I was trying to think of weird simple things that I could try to implement in Solidity. Here is an idea for a game I came up with. It’s inspired by the game of chicken, and also the board game Coup I was playing recently. I am not 100% sure whether it is possible, but I think it might be? If you know more about Solidity / Ethereum than I do, please let me know. Anyway, here is the game.

Let $X$ be the “stakes” of the game.

I start the game by deploying a version of the game’s smart contract and putting in $X$ ETH and revealing the first $K$ bits of my (256-bit) private key.

You can challenge me by also putting up $X$ ETH, and revealing the first $K’ > K$ bits of your private key.

Then, it is my turn again. I have three options. I can:

  1. Raise: deposit another $X$ ETH and reveal $K’’ > K’$ bits.
  2. Fold: give up and concede all the ETH in the contract to you.
  3. Call your bluff: if I do this, I post an additional $X$ ETH and you have to post the rest of your private key (starting with the $K’$ bits currently posted) and a new wallet address.
    • If you were bluffing, I get all the ETH in the contract.
    • If you were telling the truth, you get all the ETH in the contract (sent to the new wallet you posted).

If I choose to “raise”, the game goes back to you and you have the same choices. The game continues until someone folds or calls a bluff. If someone fails to respond within some amount of time, they automatically concede the game.

Some possible variants:

  • Maybe you can only if you have at least $10X$ ETH in your wallet (to make sure there are “stakes” to revealing your key). This would definitely influence the game payoffs / desirability of bluffing.
  • I’m not sure if you should be able to post a whole new set of bits each round, or just a marginal bit. I think probably the former is more fun to allow for gamesmanship – e.g. if I posted a set of $K$ bits last turn and now I post a new longer set of bits that are not compatible with the set I already posted, you know I must have been lying (or I am lying now!).
  • Maybe the “stakes” to continue should escalate each turn (e.g. on the first round you have to post $X$ ETH, on the second you have to post $2X$ and so on).
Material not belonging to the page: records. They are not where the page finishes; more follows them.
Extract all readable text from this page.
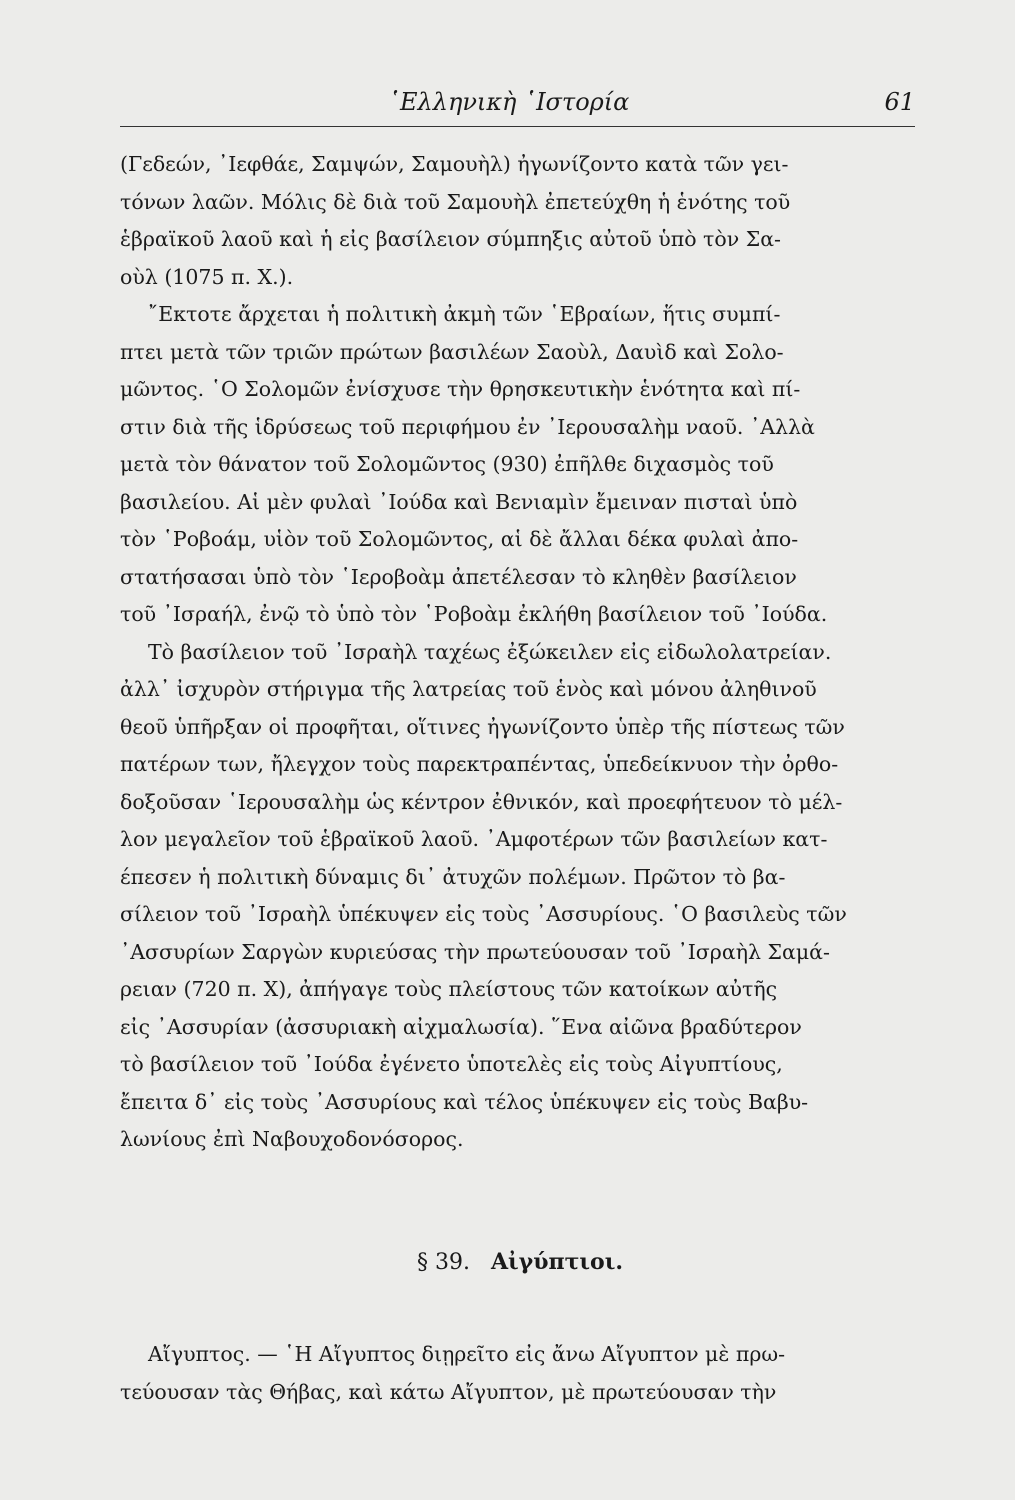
῾Ελληνικὴ ῾Ιστορία	61
(Γεδεών, ᾿Ιεφθάε, Σαμψών, Σαμουὴλ) ἠγωνίζοντο κατὰ τῶν γει-
τόνων λαῶν. Μόλις δὲ διὰ τοῦ Σαμουὴλ ἐπετεύχθη ἡ ἑνότης τοῦ
ἑβραϊκοῦ λαοῦ καὶ ἡ εἰς βασίλειον σύμπηξις αὐτοῦ ὑπὸ τὸν Σα-
οὺλ (1075 π. Χ.).
῎Εκτοτε ἄρχεται ἡ πολιτικὴ ἀκμὴ τῶν ῾Εβραίων, ἥτις συμπί-
πτει μετὰ τῶν τριῶν πρώτων βασιλέων Σαοὺλ, Δαυὶδ καὶ Σολο-
μῶντος. ῾Ο Σολομῶν ἐνίσχυσε τὴν θρησκευτικὴν ἑνότητα καὶ πί-
στιν διὰ τῆς ἱδρύσεως τοῦ περιφήμου ἐν ᾿Ιερουσαλὴμ ναοῦ. ᾿Αλλὰ
μετὰ τὸν θάνατον τοῦ Σολομῶντος (930) ἐπῆλθε διχασμὸς τοῦ
βασιλείου. Αἱ μὲν φυλαὶ ᾿Ιούδα καὶ Βενιαμὶν ἔμειναν πισταὶ ὑπὸ
τὸν ῾Ροβοάμ, υἱὸν τοῦ Σολομῶντος, αἱ δὲ ἄλλαι δέκα φυλαὶ ἀπο-
στατήσασαι ὑπὸ τὸν ῾Ιεροβοὰμ ἀπετέλεσαν τὸ κληθὲν βασίλειον
τοῦ ᾿Ισραήλ, ἐνῷ τὸ ὑπὸ τὸν ῾Ροβοὰμ ἐκλήθη βασίλειον τοῦ ᾿Ιούδα.
Τὸ βασίλειον τοῦ ᾿Ισραὴλ ταχέως ἐξώκειλεν εἰς εἰδωλολατρείαν.
ἀλλ᾿ ἰσχυρὸν στήριγμα τῆς λατρείας τοῦ ἑνὸς καὶ μόνου ἀληθινοῦ
θεοῦ ὑπῆρξαν οἱ προφῆται, οἵτινες ἠγωνίζοντο ὑπὲρ τῆς πίστεως τῶν
πατέρων των, ἤλεγχον τοὺς παρεκτραπέντας, ὑπεδείκνυον τὴν ὀρθο-
δοξοῦσαν ῾Ιερουσαλὴμ ὡς κέντρον ἐθνικόν, καὶ προεφήτευον τὸ μέλ-
λον μεγαλεῖον τοῦ ἑβραϊκοῦ λαοῦ. ᾿Αμφοτέρων τῶν βασιλείων κατ-
έπεσεν ἡ πολιτικὴ δύναμις δι᾿ ἀτυχῶν πολέμων. Πρῶτον τὸ βα-
σίλειον τοῦ ᾿Ισραὴλ ὑπέκυψεν εἰς τοὺς ᾿Ασσυρίους. ῾Ο βασιλεὺς τῶν
᾿Ασσυρίων Σαργὼν κυριεύσας τὴν πρωτεύουσαν τοῦ ᾿Ισραὴλ Σαμά-
ρειαν (720 π. Χ), ἀπήγαγε τοὺς πλείστους τῶν κατοίκων αὐτῆς
εἰς ᾿Ασσυρίαν (ἀσσυριακὴ αἰχμαλωσία). ῞Ενα αἰῶνα βραδύτερον
τὸ βασίλειον τοῦ ᾿Ιούδα ἐγένετο ὑποτελὲς εἰς τοὺς Αἰγυπτίους,
ἔπειτα δ᾿ εἰς τοὺς ᾿Ασσυρίους καὶ τέλος ὑπέκυψεν εἰς τοὺς Βαβυ-
λωνίους ἐπὶ Ναβουχοδονόσορος.
§ 39. Αἰγύπτιοι.
Αἴγυπτος. — ῾Η Αἴγυπτος διῃρεῖτο εἰς ἄνω Αἴγυπτον μὲ πρω-
τεύουσαν τὰς Θήβας, καὶ κάτω Αἴγυπτον, μὲ πρωτεύουσαν τὴν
I’m not 100% sure about implementing this game on Ethereum, but I think it might be possible. Per some discussion about a similar idea with Kassandra a while back, I think there is also a potential issue with front-running transactions in the mempool in the bluff call situation. For example, if I have to post my full private key to prove that I was not bluffing, then someone else could see that transaction come into the mempool, and then front-run my transaction pretending to be me and claim the ETH in the contract to a new wallet address of their choosing. I am not sure if there might be a fancy zero-knowledge type workaround for this issue. I.e. if you call my bluff, is there a way for me to prove that I am not lying about the bits I have posted so far without having to reveal my whole key for verification?

If you have ideas about this, email me at fossj117 AT gmail DOT com. I haven’t thought about this game too hard (it’s just for fun anyways), so maybe there’s some obvious room for improvement. In general, I do think it’s interesting to chew on the weirdness of private keys (and their continued privacy) being such a central aspect of identity and ownership in the crypto space, and that was part of my wonderings here.